How to Get Your Dog’s Attention

A big question I receive is “how do I get my dog to pay attention to me. No matter what.” 

I feel the ‘Look’ exercise is underused. If past students tell me their dog is starting to bark on their leash, I’ll remind them to use the ‘Look’ exercise. Here are some other examples of how I use this exercise:

  • To redirect your dog from other dogs
  • To redirect your dog from cats
  • To redirect your dog from something they are afraid of such as skateboards or bicycles
  • To stop your dog from pulling
  • To stop your dog from smelling 
  • And so much more!

A word of caution: training a reliable ‘look’ takes time, practice, and patience. You must start this training in a quiet, non-distracting environment. As your dog gets better, you can increase the distractions and your expectations.

Always remember, consistency over time gets results! Take a look how I train the behavior ‘Look’:

Purpose for LOOK:  Teaching this exercise will train your dog that it is more reinforcing to pay attention to you than the distractions around him.

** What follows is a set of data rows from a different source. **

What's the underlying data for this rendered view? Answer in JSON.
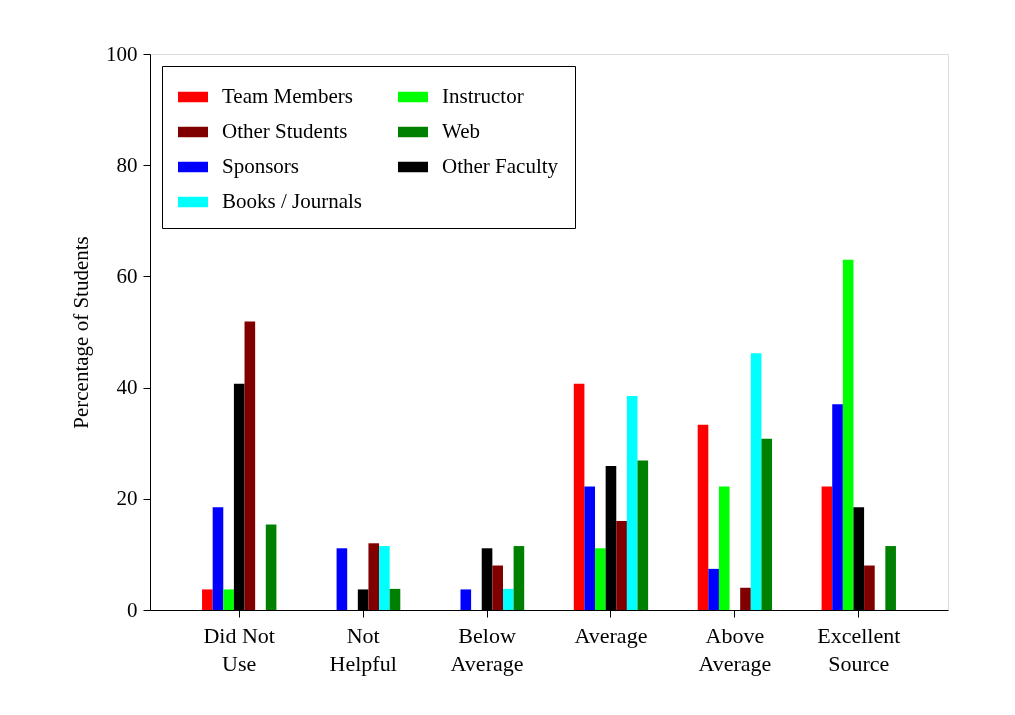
{
  "chart_data": {
    "type": "bar",
    "ylabel": "Percentage of Students",
    "categories": [
      "Did Not\nUse",
      "Not\nHelpful",
      "Below\nAverage",
      "Average",
      "Above\nAverage",
      "Excellent\nSource"
    ],
    "series": [
      {
        "name": "Team Members",
        "color": "#ff0000",
        "values": [
          3.7,
          0,
          0,
          40.7,
          33.3,
          22.2
        ]
      },
      {
        "name": "Sponsors",
        "color": "#0000ff",
        "values": [
          18.5,
          11.1,
          3.7,
          22.2,
          7.4,
          37.0
        ]
      },
      {
        "name": "Instructor",
        "color": "#00ff00",
        "values": [
          3.7,
          0,
          0,
          11.1,
          22.2,
          63.0
        ]
      },
      {
        "name": "Other Faculty",
        "color": "#000000",
        "values": [
          40.7,
          3.7,
          11.1,
          25.9,
          0,
          18.5
        ]
      },
      {
        "name": "Other Students",
        "color": "#800000",
        "values": [
          51.9,
          12.0,
          8.0,
          16.0,
          4.0,
          8.0
        ]
      },
      {
        "name": "Books / Journals",
        "color": "#00ffff",
        "values": [
          0,
          11.5,
          3.8,
          38.5,
          46.2,
          0
        ]
      },
      {
        "name": "Web",
        "color": "#008000",
        "values": [
          15.4,
          3.8,
          11.5,
          26.9,
          30.8,
          11.5
        ]
      }
    ],
    "ylim": [
      0,
      100
    ],
    "yticks": [
      0,
      20,
      40,
      60,
      80,
      100
    ],
    "grid": false,
    "legend": "top left"
  }
}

Criteria:  Your dog should look at you.

Hand signal:  Point to your eyes.

Verbal cue: ‘Look’

What you will need:

  1. Treats
  2. Clicker if you choose to use one

How to train LOOK

Step by Step:

  1. Start in an area with no distractions.
  2. Take a treat and slowly wave it in front of your dog’s nose; with your dog watching, bring it to your eyes.
  3. Say ‘Look’ then ‘ok’ then give your dog the treat.  
  • The above cues must be given in that order. Your verbal ‘ok’ is their cue that they can look away.
  • When beginning this behavior, only expect your dog to look at you for 2 seconds.
  1. Repeat several times in an environment that is not distracting.  Slowly start increasing the length of time your dog looks at you.
  2. Move to different environments that are not distracting.
  3. After 50 successful approximations of your dog looking at you while using the food lure, begin to fade the use of the lure.
  • Fading the food can be done by asking for ‘Look’ with the treat in your hand near your eyes, but reinforce your dog from the hand that is not near your eye.  
  • After 10 successful approximations:
    • Do not use a food lure. Give both your verbal cue ‘look’ and your visual cue, pointing to your eyes. Reinforce from the hand that is not near your eye.
  • After 10 successful approximations:
    • Intermittently reinforce your dog. Don’t forget the occasional ‘jackpots’ to encourage your dog to look at you in future exercises.
  1. Slowly start to add more distractions for your dog.